While anyone can get colon polyps, certain people are more likely to get them than others. You have a greater chance of getting polyps if you are 50 years of age or older, have had polyps before, if someone in your family has had polyps, or if someone in your family has had colon cancer.
You may also be more likely to develop colon polyps if you eat a lot of fatty foods, smoke, drink alcohol, are overweight, or don’t exercise.
A colonoscopy or sigmoidoscopy are the tests used to check for colon polyps. If polyps are found, the doctor will remove them during the procedure in most cases. The polyps are then tested for cancer.

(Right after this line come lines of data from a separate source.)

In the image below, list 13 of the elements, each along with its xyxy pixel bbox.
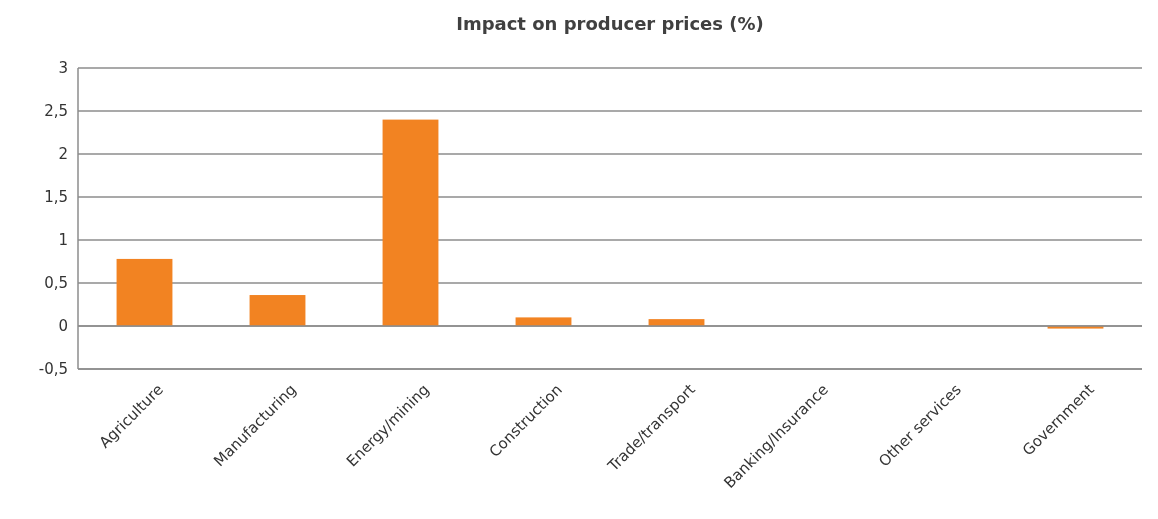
y-tick-label: 1 (58, 231, 68, 250)
y-tick-label: 2 (58, 145, 68, 164)
y-tick-label: 3 (58, 59, 68, 78)
bar (116, 258, 173, 326)
bar (249, 295, 306, 326)
bar (515, 317, 572, 326)
chart-title: Impact on producer prices (%) (456, 13, 764, 34)
y-tick-label: 2,5 (44, 102, 68, 121)
y-tick-label: 0 (58, 317, 68, 336)
y-tick-label: 1,5 (44, 188, 68, 207)
y-tick-label: 0,5 (44, 274, 68, 293)
bar (382, 119, 439, 326)
y-tick-label: -0,5 (38, 360, 68, 379)
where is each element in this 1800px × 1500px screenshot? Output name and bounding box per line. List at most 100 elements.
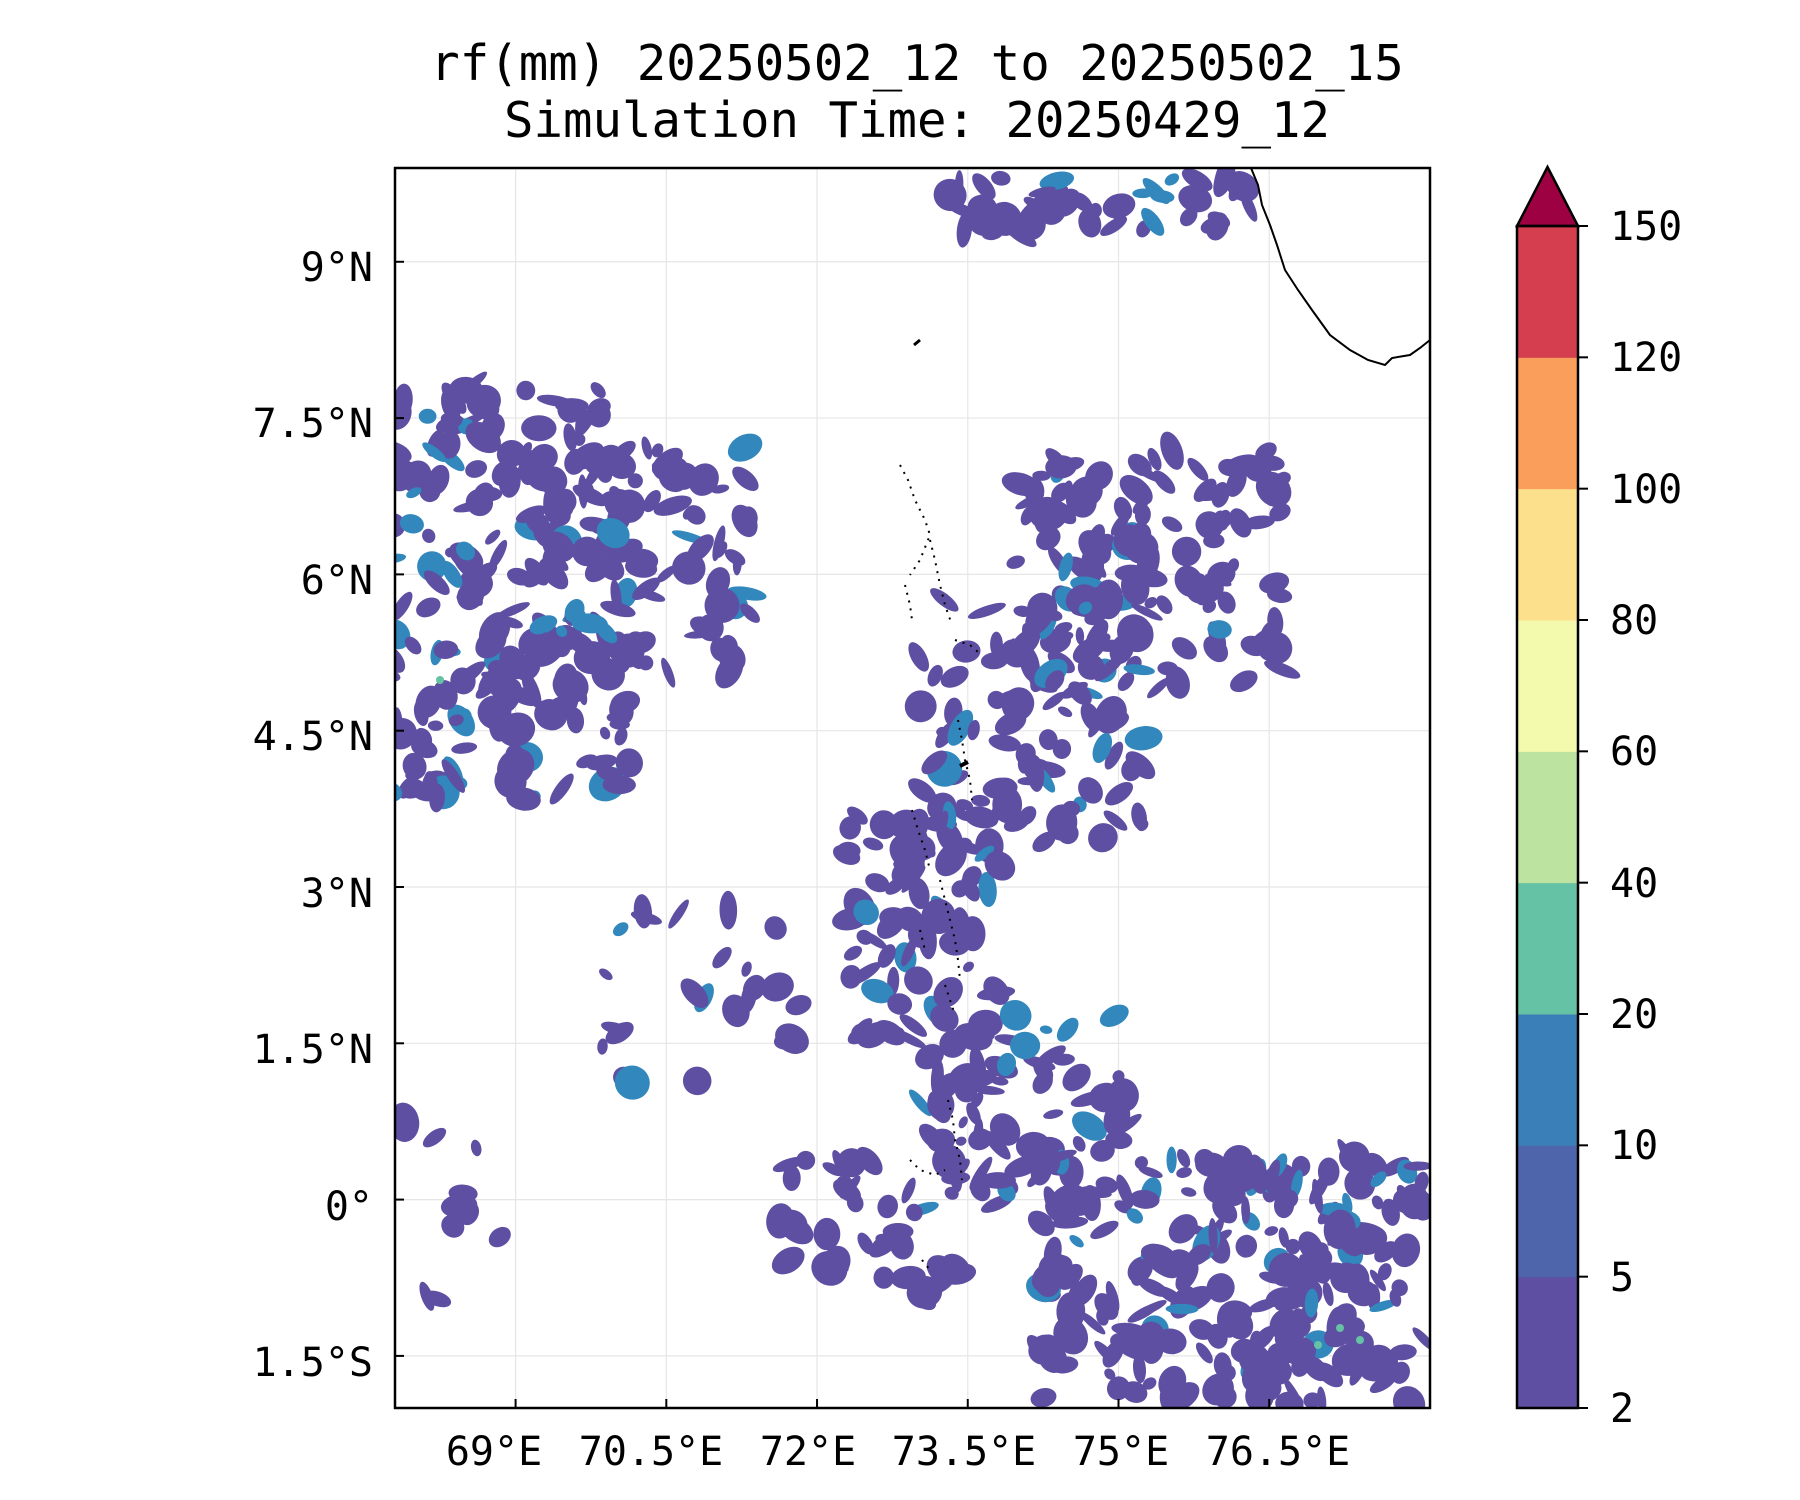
rain-cell [538,558,569,590]
rain-cell [524,557,549,586]
rain-cell [853,899,879,925]
rain-cell [771,1246,805,1275]
colorbar-ticks [1578,225,1588,1409]
rain-cell [1104,1368,1116,1380]
rain-cell [1090,1140,1115,1162]
rain-cell [1208,1218,1218,1254]
rain-cell [1056,1017,1079,1042]
rain-cell [987,690,1006,710]
rain-cell [481,671,513,687]
rain-cell [399,514,424,534]
maldives-atolls-chain [899,464,979,1271]
rain-cell [1038,729,1058,751]
latitude-axis-labels: 9°N 7.5°N 6°N 4.5°N 3°N 1.5°N 0° 1.5°S [253,245,373,1386]
rain-cell [718,643,746,673]
colorbar-labels: 2 5 10 20 40 60 80 100 120 150 [1610,204,1682,1432]
rain-cell [1078,777,1103,804]
rain-cell [627,473,643,489]
rain-cell [1132,1354,1147,1384]
colorbar-segment [1517,488,1578,621]
lon-tick-label: 69°E [446,1429,542,1475]
lat-tick-label: 9°N [301,245,373,291]
rain-cell [1123,664,1155,676]
rain-cell [418,408,437,424]
colorbar-segment [1517,1145,1578,1278]
rain-cell [857,1232,874,1255]
rain-cell [796,1150,816,1170]
rain-cell [761,972,794,1002]
rain-cell [1094,639,1127,652]
rain-cell [975,1030,995,1042]
rain-cell [971,794,991,807]
rain-cell [1235,1234,1258,1258]
rain-cell [1228,179,1245,202]
rain-cell [1267,607,1284,637]
rain-cell [967,719,980,741]
rain-cell [496,439,526,468]
rain-cell [1036,527,1061,551]
rain-cell [933,178,967,212]
rain-cell [764,916,787,940]
rain-cell [1125,751,1156,780]
rain-cell [996,1052,1017,1077]
rain-cell [346,513,365,531]
rain-cell [371,779,395,797]
rain-cell [427,720,444,731]
rain-cell [1224,1308,1254,1340]
rain-cell [1062,800,1081,817]
rain-cell [927,664,943,687]
rain-cell [597,1038,608,1055]
rain-cell [1120,569,1150,606]
rain-cell [599,968,613,981]
rain-cell [742,974,766,1001]
rain-cell [1269,503,1291,522]
rain-cell [1099,1004,1129,1027]
rain-cell [1104,741,1124,770]
rain-cell [429,784,445,813]
rain-cell [590,382,606,399]
rain-cell [1227,558,1240,573]
rain-cell [489,539,508,570]
rain-cell [1105,1281,1120,1313]
rain-cell [1057,706,1073,718]
rain-cell [619,489,638,504]
rain-cell [930,588,959,612]
rain-cell [1414,1171,1429,1194]
rain-cell [488,1226,511,1248]
rain-cell [1096,1308,1109,1326]
rain-cell [395,645,406,673]
rain-cell [1403,1161,1430,1171]
rain-cell [507,567,532,586]
lat-tick-label: 3°N [301,871,373,917]
rain-cell [630,911,662,925]
longitude-axis-labels: 69°E 70.5°E 72°E 73.5°E 75°E 76.5°E [446,1429,1350,1475]
rain-cell [991,170,1011,186]
rain-cell [1013,605,1032,617]
rain-cell [395,395,412,430]
rain-cell [1228,510,1248,527]
rain-cell [1391,1279,1408,1297]
rain-cell [536,394,574,407]
rain-cell [406,487,422,499]
rain-cell [937,810,949,833]
rain-cell [1344,1167,1376,1200]
rain-cell [352,495,388,529]
lon-tick-label: 76.5°E [1206,1429,1351,1475]
rain-cell [651,443,664,458]
rain-cell [459,1202,480,1226]
rain-cell [1176,1167,1192,1178]
colorbar-segment [1517,882,1578,1015]
lat-tick-label: 4.5°N [253,714,373,760]
rain-cell [1150,190,1175,203]
rain-cell [1039,1149,1077,1164]
rain-cell [1103,810,1128,831]
rain-cell [1326,1306,1345,1341]
rain-cell [668,899,689,929]
colorbar-level-label: 120 [1610,335,1682,381]
rain-cell [1051,1216,1089,1229]
lat-tick-label: 6°N [301,558,373,604]
rain-cell [1085,619,1109,650]
rain-cell [1004,1154,1043,1178]
rain-peak-cell [1356,1336,1364,1344]
rain-cell [1262,631,1293,664]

Below is a drawing of a colon polyp being removed by a colonoscopy.
What causes colon polyps?
In rare cases, colon polyps can be the result of a genetic mutation. More common risk factors for colon polyps include being age 50 or older, using alcohol or tobacco, having uncontrolled type 2 diabetes, being of African American race, struggling from an inflammatory bowel condition like ulcerative colitis, obesity, lack of exercise, and having a family history of colon polyps.
Are colon polyps dangerous?
It is important to seek treatment for a colon polyp, because if untreated, they can become cancerous. Removing them early reduces the risk of cancer.
How are colon polyps treated?
Your doctor will likely remove any colon polyps detected during a bowel exam. This can be done through a polypectomy, which involves removing the polyp with forceps or a wire loop. If a polyp is too large for this procedure, it may be removed laparoscopically, by inserting an instrument into the bowel. In rare cases, the entire colon and rectum may need to be removed surgically.
- “I noticed that my stool appeared black, and I had severe stomach cramps.”
- “I had a sudden change in bathroom habits, as I became constipated, and the constipation lasted for several weeks.”
- “I noticed blood in my stool, combined with abdominal pain and persistent diarrhea.”